However, my view of Karma is not punitive. It is not a set of strict rules or commandments, which we are bound to fail at if we try to follow them. The idea behind the karmic precepts is to do as little harm as possible in your intention. The intention behind your action counts more in this vibrational universe than the fact that you killed something for the sake of your own physical survival.
For example: When you kill an mosquito that is sucking the blood from your baby, you are doing a karmically good thing for yourself and the baby yet you are consciously doing harm to the insect. Maybe you didn’t intend to kill the mosquito but it happened anyway. Sometimes killing insects happens inadvertently, such as when you brush the insect away but its delicate structure succumbs to the force of your hand.

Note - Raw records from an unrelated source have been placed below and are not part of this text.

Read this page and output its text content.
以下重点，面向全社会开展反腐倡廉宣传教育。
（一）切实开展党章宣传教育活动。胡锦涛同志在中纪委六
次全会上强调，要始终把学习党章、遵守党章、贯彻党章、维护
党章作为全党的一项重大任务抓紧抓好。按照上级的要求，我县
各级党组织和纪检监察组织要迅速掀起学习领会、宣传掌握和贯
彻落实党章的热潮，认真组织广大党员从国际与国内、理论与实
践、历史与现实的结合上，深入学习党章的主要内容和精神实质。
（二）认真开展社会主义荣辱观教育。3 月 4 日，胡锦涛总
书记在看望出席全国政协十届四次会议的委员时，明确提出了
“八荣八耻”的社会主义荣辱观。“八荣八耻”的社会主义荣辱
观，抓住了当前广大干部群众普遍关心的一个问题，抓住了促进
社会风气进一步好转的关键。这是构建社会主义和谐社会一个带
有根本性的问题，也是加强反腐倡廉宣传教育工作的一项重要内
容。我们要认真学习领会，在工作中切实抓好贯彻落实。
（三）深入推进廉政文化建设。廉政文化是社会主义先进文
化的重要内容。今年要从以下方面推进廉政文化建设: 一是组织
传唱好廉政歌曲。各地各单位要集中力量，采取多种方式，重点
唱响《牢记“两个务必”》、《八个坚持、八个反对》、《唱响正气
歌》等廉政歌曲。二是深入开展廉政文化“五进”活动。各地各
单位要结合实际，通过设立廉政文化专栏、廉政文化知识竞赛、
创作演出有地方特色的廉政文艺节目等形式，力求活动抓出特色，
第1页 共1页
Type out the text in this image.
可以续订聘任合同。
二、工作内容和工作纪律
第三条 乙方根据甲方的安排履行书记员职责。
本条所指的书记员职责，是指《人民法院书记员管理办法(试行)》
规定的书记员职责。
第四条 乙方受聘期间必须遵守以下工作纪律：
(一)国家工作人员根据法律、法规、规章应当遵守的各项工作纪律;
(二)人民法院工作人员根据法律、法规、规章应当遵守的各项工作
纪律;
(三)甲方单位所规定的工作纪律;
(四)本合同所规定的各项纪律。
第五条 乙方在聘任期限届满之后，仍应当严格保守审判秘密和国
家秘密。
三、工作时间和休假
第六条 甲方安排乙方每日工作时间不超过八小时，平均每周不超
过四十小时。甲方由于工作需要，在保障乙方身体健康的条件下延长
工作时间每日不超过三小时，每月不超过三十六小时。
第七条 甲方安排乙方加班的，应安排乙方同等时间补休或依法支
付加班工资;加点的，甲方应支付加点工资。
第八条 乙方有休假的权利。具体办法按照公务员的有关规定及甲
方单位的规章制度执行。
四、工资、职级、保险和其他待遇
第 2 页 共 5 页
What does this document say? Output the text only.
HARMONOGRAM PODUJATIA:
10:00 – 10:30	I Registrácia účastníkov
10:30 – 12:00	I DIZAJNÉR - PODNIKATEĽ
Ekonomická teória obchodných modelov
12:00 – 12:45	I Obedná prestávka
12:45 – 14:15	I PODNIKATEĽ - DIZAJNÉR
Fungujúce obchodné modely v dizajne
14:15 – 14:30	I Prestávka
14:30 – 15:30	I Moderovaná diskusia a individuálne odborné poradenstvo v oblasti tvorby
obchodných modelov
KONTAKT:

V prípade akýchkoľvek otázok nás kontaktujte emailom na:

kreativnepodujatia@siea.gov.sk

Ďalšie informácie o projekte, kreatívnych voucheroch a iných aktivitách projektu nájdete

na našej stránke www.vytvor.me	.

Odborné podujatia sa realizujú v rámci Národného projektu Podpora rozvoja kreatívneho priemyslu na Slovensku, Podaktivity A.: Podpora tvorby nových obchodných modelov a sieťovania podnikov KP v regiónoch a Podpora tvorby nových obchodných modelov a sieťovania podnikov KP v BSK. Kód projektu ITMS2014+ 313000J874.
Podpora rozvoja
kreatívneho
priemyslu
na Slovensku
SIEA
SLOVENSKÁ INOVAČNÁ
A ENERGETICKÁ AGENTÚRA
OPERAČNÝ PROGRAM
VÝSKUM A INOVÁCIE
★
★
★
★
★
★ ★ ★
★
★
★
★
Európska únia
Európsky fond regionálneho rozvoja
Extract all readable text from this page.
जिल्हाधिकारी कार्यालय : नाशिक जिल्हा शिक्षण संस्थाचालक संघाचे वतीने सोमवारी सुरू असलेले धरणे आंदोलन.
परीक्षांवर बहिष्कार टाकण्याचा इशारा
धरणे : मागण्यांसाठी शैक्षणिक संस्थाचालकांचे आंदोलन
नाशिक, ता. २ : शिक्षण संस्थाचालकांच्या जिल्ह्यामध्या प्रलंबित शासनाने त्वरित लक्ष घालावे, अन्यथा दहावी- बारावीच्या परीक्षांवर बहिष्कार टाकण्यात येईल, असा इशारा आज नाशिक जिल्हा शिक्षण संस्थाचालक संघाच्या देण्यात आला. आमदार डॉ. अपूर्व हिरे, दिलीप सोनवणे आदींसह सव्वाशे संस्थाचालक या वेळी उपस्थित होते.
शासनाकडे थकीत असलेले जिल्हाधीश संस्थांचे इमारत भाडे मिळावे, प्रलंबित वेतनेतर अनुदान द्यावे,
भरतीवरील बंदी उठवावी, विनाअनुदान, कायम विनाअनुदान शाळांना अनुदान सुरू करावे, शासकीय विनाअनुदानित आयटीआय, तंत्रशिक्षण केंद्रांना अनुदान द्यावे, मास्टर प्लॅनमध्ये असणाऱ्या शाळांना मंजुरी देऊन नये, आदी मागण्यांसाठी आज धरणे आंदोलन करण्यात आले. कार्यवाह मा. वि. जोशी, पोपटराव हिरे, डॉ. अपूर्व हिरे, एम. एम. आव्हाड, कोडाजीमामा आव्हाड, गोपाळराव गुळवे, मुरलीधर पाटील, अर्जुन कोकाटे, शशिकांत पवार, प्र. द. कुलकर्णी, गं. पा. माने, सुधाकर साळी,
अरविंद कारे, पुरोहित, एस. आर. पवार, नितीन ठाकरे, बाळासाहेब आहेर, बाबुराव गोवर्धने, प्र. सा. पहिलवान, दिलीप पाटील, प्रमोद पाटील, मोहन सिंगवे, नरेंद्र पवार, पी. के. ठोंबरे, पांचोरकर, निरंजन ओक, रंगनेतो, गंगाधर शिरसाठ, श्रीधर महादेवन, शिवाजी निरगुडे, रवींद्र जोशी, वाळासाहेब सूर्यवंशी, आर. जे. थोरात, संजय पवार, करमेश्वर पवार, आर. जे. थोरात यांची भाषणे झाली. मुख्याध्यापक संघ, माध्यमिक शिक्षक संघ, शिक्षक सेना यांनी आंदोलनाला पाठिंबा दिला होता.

Your body's immune system kills all lifeforms that it doesn't recognize. You step on and crush countless microorganisms and tiny insects every day. Yet karmic precepts direct us to minimize the amount of harm we do in the world.
The reason for this unattainable ideal is to cause us to focus on how killing less evolved creatures impacts our own peace of mind. If you kill a Lyme tick, knowing that the act is harmless, and even helpful, your mind remains calm and even the act of squashing the tick supports meditation practice.
If you kill the tick with aversion and resistance, feeling horror and guilt, fear and loathing, the karmic consequences are not pleasant—for these emotions are not pleasant. But if you honor the life of the tick as you dispatch it to eternity, you are in a much lighter, happier place karmically.